Figure 1.

GILZ is downregulated in AMs upon MyD88-dependent and MyD88-independent TLR activation. (A) Responsiveness of AMs toward the TLR1/2 ligand Pam₃CSK₄ (Pam, 100 ng/mL, 6 h) and the TLR3 ligand Poly(I:C) (PIC, 10 μg/mL, 6 h).

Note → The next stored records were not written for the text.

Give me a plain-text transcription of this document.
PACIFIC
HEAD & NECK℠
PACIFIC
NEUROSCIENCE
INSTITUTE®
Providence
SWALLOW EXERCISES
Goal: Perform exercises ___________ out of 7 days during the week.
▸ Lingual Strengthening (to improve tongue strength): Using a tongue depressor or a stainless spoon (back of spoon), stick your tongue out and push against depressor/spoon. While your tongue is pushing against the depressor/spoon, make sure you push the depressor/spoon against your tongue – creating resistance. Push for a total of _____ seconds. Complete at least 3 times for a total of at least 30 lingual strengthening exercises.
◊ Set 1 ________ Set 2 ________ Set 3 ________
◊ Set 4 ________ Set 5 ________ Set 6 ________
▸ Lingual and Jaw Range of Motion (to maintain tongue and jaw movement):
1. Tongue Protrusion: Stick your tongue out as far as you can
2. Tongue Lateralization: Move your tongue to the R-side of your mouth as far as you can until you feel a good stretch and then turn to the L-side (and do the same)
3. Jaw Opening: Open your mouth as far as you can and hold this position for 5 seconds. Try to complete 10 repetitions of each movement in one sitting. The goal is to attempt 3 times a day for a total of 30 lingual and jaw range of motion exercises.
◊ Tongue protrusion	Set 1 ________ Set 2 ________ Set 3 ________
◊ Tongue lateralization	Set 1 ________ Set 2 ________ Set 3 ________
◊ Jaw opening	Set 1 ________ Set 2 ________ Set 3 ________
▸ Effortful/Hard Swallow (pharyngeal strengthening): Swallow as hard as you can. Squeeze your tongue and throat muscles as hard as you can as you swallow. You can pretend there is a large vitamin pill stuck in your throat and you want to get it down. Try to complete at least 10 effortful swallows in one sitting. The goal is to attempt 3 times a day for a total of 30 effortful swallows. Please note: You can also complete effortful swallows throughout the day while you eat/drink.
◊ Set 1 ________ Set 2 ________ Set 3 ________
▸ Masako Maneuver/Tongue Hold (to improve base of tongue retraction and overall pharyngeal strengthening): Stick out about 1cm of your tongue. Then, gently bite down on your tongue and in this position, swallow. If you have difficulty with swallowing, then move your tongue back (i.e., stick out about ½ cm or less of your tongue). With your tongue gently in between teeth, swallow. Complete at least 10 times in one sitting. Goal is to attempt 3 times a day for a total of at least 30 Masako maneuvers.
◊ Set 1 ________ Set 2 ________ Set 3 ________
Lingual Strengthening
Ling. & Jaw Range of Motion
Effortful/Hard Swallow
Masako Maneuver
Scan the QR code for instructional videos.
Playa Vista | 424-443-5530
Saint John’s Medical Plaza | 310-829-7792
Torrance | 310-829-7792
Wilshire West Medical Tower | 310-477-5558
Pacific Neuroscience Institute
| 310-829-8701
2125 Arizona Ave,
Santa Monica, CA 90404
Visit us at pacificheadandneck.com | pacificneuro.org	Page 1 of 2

Cytokine production was determined by Luminex bead assay (n = 4, triplicates; p < 0.05, ^**p < 0.01, ^***p < 0.001 compared with Co; ^#p < 0.05, ^##p < 0.01, ^###p < 0.001 compared with Pam-treated AMs). (B) AMs were left untreated or treated with LPS (1 μg/mL), Pam (1 μg/mL) or PIC (10 μg/mL) for 2 h and GILZ mRNA was quantified by qRT-PCR using ACTB as a housekeeping gene (n = 4, duplicates; ^***p < 0.001 compared with Co). (C–E): AMs were treated with Pam (C,E; 1 μg/mL) or PIC (D,E; 10 μg/mL) for the indicated time points and GILZ levels were determined by Western blot. Tubulin served as a loading control. (C,D) Representative blots. (E) GILZ signal intensities were quantified and normalized to tubulin values [n = 3; ^*,^#p < 0.05 compared with 0 h for Pam (^*) and PIC (^#)-treated cells].